1823
"Christian! Oğlum dalaşmayın. Bırak Lillian'ın saçlarını!"
Elizabeth hamile hali ile küçük oğlunun tuttuğu saçları bırakması için uğraşıyordu. Ama bunda yeterince başarılı olamıyordu. Alice ise oturduğu yerden kaygısızca önündeki manzarayı izlerken kahkahalarını tutamıyordu. Christian'ın yüzündeki kırmızı izler kızının bunu çoktan hak ettiğini gösteriyordu. Ona göre çocuklar kavga ederdi. Bunda bu kadar büyütecek bir olay yoktu.
"Pes doğrusu Alice!" diye bir sitemle karşıladı arkadaşı bu rahatlığını.
Alice kendisini durdurmaya çalışarak sevgi dolu gülümsedi.
"Bırak onları Elizabeth. Lillian'ın da, Christian'ın da kişiliklerini bulabilmesi için rahat bırakılmaya ihtiyaçları var. Her kavgalarında bizi ara bulucu olarak kullanırlarsa, büyüdüklerinde ve asıl kavgayı hayatla yaptıklarında da bizim yardımımıza muhtaç olurlar. Hem onlar daha çocuk. Kavga ederler ve sonra tekrar barışırlar. Benim kızımın da bir dersi hak ettiği ortada. Zavallı Christian'ın yüzünü ne hale getirmiş bir baksana."
Arkadaşının haklı olduğunu biliyor olsa da Lillian'ın o güzelim saçlarının oğlunun ellerinde kalacağından korkuyordu. Sonunda pes ederek kavga eden çocukların yanından ayrıldı. Kendisini bahçe koltuğuna bıraktığında onların aralarındaki bu garip iletişimi uzaktan uzağa izlemeye başladı.
"Seni bunu yaptığına pişman edeceğim Christian Damien Maine!" diye çığlık atıyordu Lillian Bennet.
Küçük oğlan kızın söylediklerine alayla gülerken saçlarını çekmeye devam ediyordu.
"Sen öyle san cadı! Saçları ellerimde olan sensin. Yüzümü çizerken de böyle miydin?"

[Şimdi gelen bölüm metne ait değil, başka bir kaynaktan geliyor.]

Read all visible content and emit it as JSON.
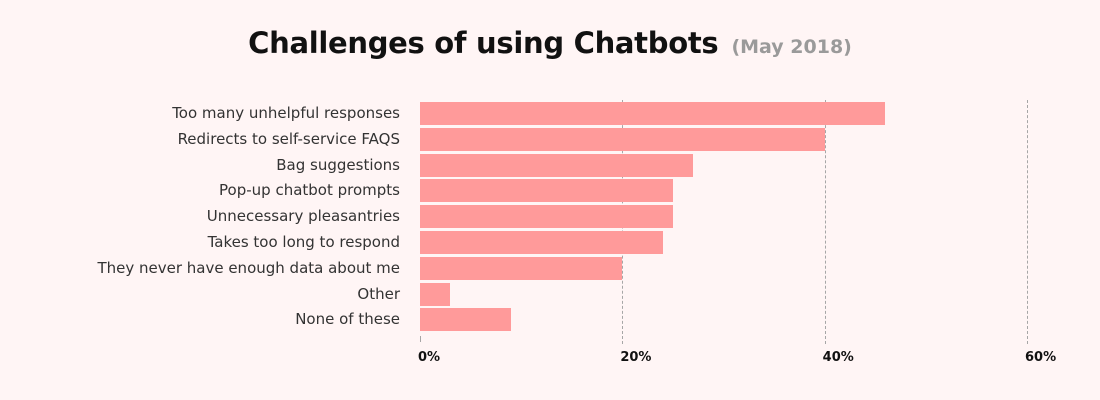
{
  "header": {
    "title": "Challenges of using Chatbots",
    "subtitle": "(May 2018)"
  },
  "colors": {
    "bar": "#FF9A9A",
    "background": "#FFF5F5",
    "grid": "#A6A6A6"
  },
  "chart_data": {
    "type": "bar",
    "orientation": "horizontal",
    "title": "Challenges of using Chatbots",
    "subtitle": "(May 2018)",
    "categories": [
      "Too many unhelpful responses",
      "Redirects to self-service FAQS",
      "Bag suggestions",
      "Pop-up chatbot prompts",
      "Unnecessary pleasantries",
      "Takes too long to respond",
      "They never have enough data about me",
      "Other",
      "None of these"
    ],
    "values": [
      46,
      40,
      27,
      25,
      25,
      24,
      20,
      3,
      9
    ],
    "xlabel": "",
    "ylabel": "",
    "xlim": [
      0,
      60
    ],
    "x_ticks": [
      "0%",
      "20%",
      "40%",
      "60%"
    ],
    "x_tick_values": [
      0,
      20,
      40,
      60
    ],
    "grid": "vertical dashed",
    "legend": "none",
    "unit": "%"
  }
}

Lillian'ın canını saçlarının çekilmesinden çok bu cadı lafı yakıyordu. Christian bu lafı sevmediğini bildiği için her seferinde bunu kullanıyordu. Kalbinin derinliklerinde çimlenen duygular Christian'ın sözleri ile incinse de ona yeterince sinirlenemiyordu.
"Bana cadı deme pis çocuk. Sensin cadı!"
Christian kıkırdarken Lillian'ı deli etmeye devam ediyordu.
"Cadısın işte. Seni yakalayacaklar ve cadı olduğun için kazanda kaynatacaklar. Ben de seni kurtarmaya gelmeyeceğim. Benim çok güçlü olduğumu kabul edersen belki seni kurtarmayı bir kere daha düşünebilirim."
Lillian pes etmeyecekti. Kalbinin derinlerinde doğmaya başlayan duygular için bile niyeti yoktu yenilmeye.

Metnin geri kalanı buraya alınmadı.